Our narrator, Roshan, is dead. He has been dead for five years now, but he is keeping watch over his wife, Sonia, and his twin boys, Shankar and Keshav. In the train station, trying to get on the last train headed to Delhi, the boys become separated from their mother — an absolutely terrifying event for all of them. Roshan will follow the boys on their journey. He will leave the story of Sonia’s fate to the very end.

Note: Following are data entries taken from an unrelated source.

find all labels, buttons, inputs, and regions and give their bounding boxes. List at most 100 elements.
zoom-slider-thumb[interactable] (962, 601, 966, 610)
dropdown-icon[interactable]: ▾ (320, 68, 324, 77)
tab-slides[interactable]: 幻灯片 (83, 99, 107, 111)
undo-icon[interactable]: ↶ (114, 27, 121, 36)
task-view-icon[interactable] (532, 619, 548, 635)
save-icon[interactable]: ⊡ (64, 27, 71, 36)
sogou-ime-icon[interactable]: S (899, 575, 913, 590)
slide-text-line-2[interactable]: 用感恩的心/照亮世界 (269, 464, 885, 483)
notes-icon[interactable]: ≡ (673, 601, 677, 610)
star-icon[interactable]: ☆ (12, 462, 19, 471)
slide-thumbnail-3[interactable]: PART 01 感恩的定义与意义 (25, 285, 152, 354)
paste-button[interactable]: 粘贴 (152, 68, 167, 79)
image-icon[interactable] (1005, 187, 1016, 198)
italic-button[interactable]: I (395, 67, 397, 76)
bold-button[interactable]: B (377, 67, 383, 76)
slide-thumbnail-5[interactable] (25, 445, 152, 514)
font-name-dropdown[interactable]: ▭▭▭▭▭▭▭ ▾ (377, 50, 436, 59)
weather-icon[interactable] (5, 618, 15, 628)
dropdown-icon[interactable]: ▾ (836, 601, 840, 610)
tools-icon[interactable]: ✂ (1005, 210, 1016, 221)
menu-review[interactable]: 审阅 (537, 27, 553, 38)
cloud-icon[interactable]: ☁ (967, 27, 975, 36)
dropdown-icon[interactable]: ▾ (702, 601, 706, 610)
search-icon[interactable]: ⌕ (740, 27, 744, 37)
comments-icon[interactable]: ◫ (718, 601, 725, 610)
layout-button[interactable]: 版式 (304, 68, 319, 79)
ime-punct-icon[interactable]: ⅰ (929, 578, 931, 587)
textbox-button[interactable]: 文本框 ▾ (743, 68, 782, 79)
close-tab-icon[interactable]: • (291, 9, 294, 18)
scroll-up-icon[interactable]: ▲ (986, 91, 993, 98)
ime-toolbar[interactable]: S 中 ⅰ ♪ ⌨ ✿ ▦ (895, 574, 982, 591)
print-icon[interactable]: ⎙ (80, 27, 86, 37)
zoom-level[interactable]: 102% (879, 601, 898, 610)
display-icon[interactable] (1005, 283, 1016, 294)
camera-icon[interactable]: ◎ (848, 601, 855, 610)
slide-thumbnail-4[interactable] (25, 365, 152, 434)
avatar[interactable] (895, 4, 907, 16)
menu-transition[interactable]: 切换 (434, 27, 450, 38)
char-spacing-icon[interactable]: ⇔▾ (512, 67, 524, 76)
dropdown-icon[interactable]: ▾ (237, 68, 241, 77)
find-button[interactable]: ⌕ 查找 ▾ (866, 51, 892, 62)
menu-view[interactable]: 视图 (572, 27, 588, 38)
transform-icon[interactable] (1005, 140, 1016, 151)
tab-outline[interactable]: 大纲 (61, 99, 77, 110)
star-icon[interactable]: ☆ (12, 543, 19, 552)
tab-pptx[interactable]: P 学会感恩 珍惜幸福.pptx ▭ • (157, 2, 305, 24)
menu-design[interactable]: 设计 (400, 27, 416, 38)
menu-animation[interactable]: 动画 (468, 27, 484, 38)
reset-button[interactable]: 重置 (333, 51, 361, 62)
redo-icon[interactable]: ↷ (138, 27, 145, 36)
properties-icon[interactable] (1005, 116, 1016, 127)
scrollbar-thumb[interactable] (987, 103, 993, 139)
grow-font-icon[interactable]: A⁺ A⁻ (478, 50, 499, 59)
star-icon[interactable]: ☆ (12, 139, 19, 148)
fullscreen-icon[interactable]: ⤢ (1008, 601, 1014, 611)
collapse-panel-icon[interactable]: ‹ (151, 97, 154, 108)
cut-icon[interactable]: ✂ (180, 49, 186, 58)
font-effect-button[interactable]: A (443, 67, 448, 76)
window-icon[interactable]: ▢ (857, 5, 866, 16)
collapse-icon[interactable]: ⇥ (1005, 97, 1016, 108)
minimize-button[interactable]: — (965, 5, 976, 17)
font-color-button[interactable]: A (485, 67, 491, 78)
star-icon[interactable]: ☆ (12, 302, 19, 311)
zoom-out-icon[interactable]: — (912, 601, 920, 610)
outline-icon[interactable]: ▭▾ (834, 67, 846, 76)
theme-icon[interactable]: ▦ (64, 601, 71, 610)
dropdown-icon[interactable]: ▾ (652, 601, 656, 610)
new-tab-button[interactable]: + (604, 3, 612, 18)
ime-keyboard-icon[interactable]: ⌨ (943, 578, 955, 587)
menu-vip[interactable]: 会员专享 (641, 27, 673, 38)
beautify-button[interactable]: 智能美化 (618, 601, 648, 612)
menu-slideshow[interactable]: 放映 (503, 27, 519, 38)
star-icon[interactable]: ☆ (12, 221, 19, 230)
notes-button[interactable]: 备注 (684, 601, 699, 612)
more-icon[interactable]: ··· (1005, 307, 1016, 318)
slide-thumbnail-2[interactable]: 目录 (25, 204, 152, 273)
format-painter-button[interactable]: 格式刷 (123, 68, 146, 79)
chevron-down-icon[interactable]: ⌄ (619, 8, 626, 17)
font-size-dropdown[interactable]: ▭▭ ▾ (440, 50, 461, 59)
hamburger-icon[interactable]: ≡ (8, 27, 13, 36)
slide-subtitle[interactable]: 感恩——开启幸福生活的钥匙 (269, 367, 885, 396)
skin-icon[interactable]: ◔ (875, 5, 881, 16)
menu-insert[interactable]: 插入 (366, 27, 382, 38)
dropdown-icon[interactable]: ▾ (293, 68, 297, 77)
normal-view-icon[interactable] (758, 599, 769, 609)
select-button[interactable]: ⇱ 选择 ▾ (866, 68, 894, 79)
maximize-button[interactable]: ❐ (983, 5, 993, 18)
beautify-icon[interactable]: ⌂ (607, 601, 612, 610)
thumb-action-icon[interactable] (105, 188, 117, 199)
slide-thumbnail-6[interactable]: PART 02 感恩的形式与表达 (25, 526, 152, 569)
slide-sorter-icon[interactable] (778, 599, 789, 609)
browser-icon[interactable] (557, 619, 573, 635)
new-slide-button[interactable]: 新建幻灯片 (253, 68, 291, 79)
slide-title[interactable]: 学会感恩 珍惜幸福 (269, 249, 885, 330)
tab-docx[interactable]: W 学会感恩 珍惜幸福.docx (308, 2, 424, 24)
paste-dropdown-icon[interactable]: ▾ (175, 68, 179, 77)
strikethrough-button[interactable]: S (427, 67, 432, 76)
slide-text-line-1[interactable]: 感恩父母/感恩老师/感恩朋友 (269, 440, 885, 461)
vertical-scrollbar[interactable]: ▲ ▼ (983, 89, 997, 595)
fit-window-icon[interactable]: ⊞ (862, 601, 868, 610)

We also follow Ibrahim Masud, an elderly Muslim doctor. The doctor frightened me — he seemed somehow simple, stunted either by age or defect, with tremendous difficulty speaking to adults around him. His tremendous tenderness dealing with children leads him to try and help those he meets on the road to Pakistan. There is also Simran, a young Sikh girl who found that at the last minute, she could allow her father to “save” her, and fled her home and family. Both will encounter kindness and cruelty as they search for safe passage on what Majmudar describes as a river of humanity.
The stories are heartbreaking. In the face of so much hostility, it is hard to imagine any sort of happy ending. The narrator is particularly interesting — he is not quite omniscient, but he sees these events, travels back and forth in time and place, to bring us their stories. He wants desperately to protect his sons, but in the end, all he can do is watch.
Still, I did not find this a sad book to read. The writing is beautiful, although I had some trouble with vocabulary. I gave up trying to look up all the Indian words that were unfamiliar to me; most are clear enough in context, but I feel like I’m missing something, translating them on my own. I loved the narrator’s voice, his fierceness in defense of his sons and as well as his hesitance. He makes you want to invest in these characters, even if you can’t see a way for there to be any good ending.